Indications, juin 1992, par Hubert Thomas
Peut-être pourrait-on titrer ce livre : Les contraintes de l’écriture ? Mais, bien sûr, ce n’est pas là un bon titre pour un roman. Pourquoi écrit-on ? Plus précisément, pourquoi s’impose-t-on les contraintes de l’écriture ?
Des contraintes, le narrateur qui achève d’écrire un roman, s’en est donné. Et l’ouvrage d’Hugo Marsan se livre en quelque sorte à une exploration de ces contraintes, sous la forme d’une narration. Enfermé dans une chambre sans lumière, fixé à son écran d’ordinateur, l’écrivain connaît les affres du dernier chapitre. Car, c’est toujours la même question : comment faire une bonne fin ? Il a accepté le départ provisoire de Jane, sa compagne. « Ne fallait-il pas se séparer des êtres aimés pour finir le roman ? » Homme en prison, homme sans femme. Homme des douleurs, pourrait-on dire, il connaît jusque dans son corps la passion douloureuse du verbe fait chair. Car le corps de l’écrivain parle, avec ses malaises, de son déchirement. Ce n’est pas pour rien que l’on passe sans cesse du corps souffrant au corps de Jane et à la rédemption qu’il promet, notamment par l’enfant à venir.

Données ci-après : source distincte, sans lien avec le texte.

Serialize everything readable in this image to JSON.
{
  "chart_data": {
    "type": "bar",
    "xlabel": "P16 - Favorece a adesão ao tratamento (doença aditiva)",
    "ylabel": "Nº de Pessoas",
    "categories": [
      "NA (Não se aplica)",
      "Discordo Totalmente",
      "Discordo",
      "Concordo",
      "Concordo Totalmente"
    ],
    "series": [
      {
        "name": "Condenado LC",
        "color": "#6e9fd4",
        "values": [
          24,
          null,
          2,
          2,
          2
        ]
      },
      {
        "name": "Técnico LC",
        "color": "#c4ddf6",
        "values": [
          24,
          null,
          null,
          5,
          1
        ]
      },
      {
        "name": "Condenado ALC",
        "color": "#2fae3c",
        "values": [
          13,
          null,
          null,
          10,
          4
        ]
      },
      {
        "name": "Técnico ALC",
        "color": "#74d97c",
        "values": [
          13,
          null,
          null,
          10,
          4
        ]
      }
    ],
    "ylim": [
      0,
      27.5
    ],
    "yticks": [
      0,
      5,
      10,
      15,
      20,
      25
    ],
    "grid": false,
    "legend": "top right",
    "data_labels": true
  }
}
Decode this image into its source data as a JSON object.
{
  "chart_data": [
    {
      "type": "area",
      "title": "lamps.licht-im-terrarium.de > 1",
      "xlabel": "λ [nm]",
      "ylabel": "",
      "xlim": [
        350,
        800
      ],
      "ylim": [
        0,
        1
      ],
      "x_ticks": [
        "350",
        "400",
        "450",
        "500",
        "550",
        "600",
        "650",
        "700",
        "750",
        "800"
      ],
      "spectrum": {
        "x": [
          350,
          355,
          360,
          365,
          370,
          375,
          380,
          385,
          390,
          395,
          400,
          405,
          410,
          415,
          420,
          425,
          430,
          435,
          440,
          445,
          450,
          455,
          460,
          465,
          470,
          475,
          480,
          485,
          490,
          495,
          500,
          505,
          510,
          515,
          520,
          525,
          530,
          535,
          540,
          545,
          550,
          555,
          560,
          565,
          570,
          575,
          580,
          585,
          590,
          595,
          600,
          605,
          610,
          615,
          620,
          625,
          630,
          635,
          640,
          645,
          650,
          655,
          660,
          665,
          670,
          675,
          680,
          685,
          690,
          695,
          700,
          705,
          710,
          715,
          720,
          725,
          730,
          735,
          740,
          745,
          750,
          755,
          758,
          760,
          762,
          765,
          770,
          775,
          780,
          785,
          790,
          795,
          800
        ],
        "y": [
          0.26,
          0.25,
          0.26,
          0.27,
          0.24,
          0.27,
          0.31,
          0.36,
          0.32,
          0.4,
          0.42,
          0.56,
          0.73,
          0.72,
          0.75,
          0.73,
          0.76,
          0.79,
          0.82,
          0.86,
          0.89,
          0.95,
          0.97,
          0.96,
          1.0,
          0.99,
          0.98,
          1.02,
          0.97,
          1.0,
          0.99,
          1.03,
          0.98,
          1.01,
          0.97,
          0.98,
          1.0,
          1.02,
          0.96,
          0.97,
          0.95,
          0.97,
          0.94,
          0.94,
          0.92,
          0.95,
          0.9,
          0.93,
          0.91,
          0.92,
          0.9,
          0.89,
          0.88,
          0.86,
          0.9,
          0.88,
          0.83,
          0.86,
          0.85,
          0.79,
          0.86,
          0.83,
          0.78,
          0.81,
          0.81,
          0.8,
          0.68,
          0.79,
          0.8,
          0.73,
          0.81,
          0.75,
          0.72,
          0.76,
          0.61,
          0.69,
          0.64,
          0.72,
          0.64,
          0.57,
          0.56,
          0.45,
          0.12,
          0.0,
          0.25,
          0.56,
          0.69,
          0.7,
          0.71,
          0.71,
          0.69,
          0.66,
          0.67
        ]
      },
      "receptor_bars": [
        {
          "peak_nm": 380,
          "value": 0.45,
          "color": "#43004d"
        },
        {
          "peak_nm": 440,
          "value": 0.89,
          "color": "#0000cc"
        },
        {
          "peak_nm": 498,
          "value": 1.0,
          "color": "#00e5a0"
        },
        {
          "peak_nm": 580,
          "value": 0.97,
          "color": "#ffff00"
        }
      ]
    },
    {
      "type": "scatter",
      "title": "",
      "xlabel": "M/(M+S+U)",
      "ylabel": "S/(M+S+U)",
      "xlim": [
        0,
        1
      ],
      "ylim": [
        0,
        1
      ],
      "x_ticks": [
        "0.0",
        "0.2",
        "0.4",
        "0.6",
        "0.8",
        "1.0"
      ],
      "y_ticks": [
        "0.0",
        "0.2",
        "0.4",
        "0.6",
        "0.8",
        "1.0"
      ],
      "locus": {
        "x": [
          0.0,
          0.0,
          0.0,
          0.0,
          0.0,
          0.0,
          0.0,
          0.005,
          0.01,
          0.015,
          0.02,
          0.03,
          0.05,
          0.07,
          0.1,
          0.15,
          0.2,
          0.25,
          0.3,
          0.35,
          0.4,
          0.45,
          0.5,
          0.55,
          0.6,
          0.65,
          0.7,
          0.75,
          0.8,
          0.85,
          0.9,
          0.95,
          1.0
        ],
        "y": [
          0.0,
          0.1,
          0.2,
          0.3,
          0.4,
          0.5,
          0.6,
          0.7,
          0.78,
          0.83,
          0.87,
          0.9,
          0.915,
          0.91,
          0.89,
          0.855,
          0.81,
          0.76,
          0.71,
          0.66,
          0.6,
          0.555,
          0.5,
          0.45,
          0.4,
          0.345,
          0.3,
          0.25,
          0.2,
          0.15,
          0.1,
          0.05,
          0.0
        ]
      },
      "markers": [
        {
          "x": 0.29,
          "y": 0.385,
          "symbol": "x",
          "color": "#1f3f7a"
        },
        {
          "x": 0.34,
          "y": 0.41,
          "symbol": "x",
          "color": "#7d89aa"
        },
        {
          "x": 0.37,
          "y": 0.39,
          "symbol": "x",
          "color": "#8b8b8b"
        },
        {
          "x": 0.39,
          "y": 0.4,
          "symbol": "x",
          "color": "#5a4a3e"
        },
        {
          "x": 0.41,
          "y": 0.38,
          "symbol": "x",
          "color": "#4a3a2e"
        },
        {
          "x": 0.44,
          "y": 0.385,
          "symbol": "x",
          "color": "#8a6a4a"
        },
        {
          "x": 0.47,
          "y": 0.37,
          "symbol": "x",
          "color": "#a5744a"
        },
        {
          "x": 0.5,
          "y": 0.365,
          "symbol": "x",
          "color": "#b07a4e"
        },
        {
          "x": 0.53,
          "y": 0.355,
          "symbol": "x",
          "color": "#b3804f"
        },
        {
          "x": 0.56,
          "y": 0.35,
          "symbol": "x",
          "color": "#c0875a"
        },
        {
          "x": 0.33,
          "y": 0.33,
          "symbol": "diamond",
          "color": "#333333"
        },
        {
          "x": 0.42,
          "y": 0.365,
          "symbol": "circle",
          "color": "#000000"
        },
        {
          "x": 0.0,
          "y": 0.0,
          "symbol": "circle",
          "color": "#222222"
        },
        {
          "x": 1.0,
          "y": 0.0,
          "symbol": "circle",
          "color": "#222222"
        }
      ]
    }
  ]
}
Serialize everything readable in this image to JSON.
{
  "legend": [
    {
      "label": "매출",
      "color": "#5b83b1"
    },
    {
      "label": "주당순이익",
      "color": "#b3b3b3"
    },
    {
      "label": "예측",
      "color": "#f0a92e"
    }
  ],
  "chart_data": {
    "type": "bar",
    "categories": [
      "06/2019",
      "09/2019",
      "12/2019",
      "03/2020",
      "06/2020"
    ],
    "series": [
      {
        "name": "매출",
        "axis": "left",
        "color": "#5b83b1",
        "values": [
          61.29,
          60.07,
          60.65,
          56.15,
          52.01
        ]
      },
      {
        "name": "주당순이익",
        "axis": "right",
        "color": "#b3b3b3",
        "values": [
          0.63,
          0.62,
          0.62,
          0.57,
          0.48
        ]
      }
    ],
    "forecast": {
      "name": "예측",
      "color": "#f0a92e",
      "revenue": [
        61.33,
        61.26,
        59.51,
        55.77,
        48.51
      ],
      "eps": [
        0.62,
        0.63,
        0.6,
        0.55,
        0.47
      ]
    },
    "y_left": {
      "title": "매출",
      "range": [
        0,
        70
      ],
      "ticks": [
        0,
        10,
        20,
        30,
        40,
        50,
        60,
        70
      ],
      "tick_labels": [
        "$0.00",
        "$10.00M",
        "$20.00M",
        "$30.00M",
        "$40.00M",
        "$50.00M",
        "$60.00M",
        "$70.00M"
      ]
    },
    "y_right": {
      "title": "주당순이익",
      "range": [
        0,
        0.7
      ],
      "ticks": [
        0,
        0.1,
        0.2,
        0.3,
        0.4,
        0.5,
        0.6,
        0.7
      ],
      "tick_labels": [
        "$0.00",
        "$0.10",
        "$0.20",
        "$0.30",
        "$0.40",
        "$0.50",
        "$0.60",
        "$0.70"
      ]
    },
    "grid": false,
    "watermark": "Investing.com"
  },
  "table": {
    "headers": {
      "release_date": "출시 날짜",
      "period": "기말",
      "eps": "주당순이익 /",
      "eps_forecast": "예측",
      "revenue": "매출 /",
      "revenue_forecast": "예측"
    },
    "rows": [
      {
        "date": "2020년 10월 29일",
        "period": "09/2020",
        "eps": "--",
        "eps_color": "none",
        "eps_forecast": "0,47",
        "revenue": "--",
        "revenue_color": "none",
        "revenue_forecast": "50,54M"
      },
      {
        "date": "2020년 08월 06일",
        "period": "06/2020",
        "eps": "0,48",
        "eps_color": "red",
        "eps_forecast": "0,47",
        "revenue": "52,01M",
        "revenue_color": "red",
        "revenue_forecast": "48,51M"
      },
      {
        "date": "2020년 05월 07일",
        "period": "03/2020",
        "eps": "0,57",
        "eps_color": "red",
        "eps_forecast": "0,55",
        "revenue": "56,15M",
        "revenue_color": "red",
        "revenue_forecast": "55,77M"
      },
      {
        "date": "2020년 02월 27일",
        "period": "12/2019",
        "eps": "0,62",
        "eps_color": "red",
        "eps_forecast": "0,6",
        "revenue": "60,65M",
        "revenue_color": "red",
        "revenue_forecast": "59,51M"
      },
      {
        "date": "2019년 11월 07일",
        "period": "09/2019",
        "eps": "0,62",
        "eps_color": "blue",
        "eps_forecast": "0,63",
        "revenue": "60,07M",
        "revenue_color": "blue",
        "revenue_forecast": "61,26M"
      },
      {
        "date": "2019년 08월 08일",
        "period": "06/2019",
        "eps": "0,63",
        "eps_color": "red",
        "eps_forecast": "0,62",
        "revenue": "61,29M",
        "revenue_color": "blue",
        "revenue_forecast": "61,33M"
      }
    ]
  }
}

Se déplaçant de son traitement de texte au balcon de sa chambre, l’écrivain inscrit un va-et-vient permanent à son écriture. Est-on dans son roman en train de s’écrire ? Est-on dans ses souvenirs ? Est-on dans le réel de sa relation aux autres ? C’est indécidable. Sans doute l’écrivain est-il pris dans ces directions diverses qui toutes pourtant le constituent. Le balcon ne serait-il pas ici comme un lieu symbolique qui jouerait comme l’unité d’espace, mais à titre résiduel, du théâtre classique ? Car le balcon revient à plusieurs reprises. Ce n’est pas seulement le balcon d’Angelo où s’est inaugurée la relation à sa nouvelle compagne, Jane. C’est le balcon de la maison de repos où gît la mère devenue la proie de l’ombre amnésique. C’est le balcon où il s’évade quelque temps de son texte. Mais venir au balcon et s’y pencher, n’est-ce pas convoquer encore autre chose ? Oui, l’image d’un jeune soldat pendant la guerre d’Algérie qui, par trop de peur, s’est lancé dans le vide du haut d’un mirador. Tout cela revient. Puits d’eaux mortes, puits d’eaux vives où s’irrigue l’épreuve de l’écriture.
Pourquoi s’impose-t-on les contraintes de l’écriture ? La force du roman de Hugo Marsan vient de ce que cette question de fond n’est pas esquivée, mais regardée en face. Non seulement regardée, mais habitée de l’intérieur, reprise. Même si l’on sait que la vérité de sa réponse taraude le corps, fait lever les souvenirs du malheur et renvoie aux commencements.
« Pourquoi ne pas dire simplement que je m’impose les contraintes de l’écriture parce qu’on ne m’a pas enseigné le bonheur ? ». Mais justement rien n’est moins simple à dire. Est-il si simple de reconnaître : « Aussi loin qu’il remonte dans sa mémoire le soleil est caché par le corps d’une femme dont il ne supporte pas la souffrance. Il était la cause de son malheur » ? On voudrait être comme les autres, avoir été un enfant comme les autres. Mais « elle (sa mère) lui avait appris la peur ». Cela est dit et il en coûte toujours de le dire.
L’imaginaire, c’est le domaine de l’écrivain. On aurait tort d’y voir toujours un pays de merveilles. « Sait-il déjà qu’il a choisi cette part de vie qui renie la vie : l’imaginaire. » Hugo Marsan nous rappelle que la vérité d’une écriture peut être aussi une vérité souffrante. Il le fait sans apitoiement, sans amertume. Avec une belle sobriété.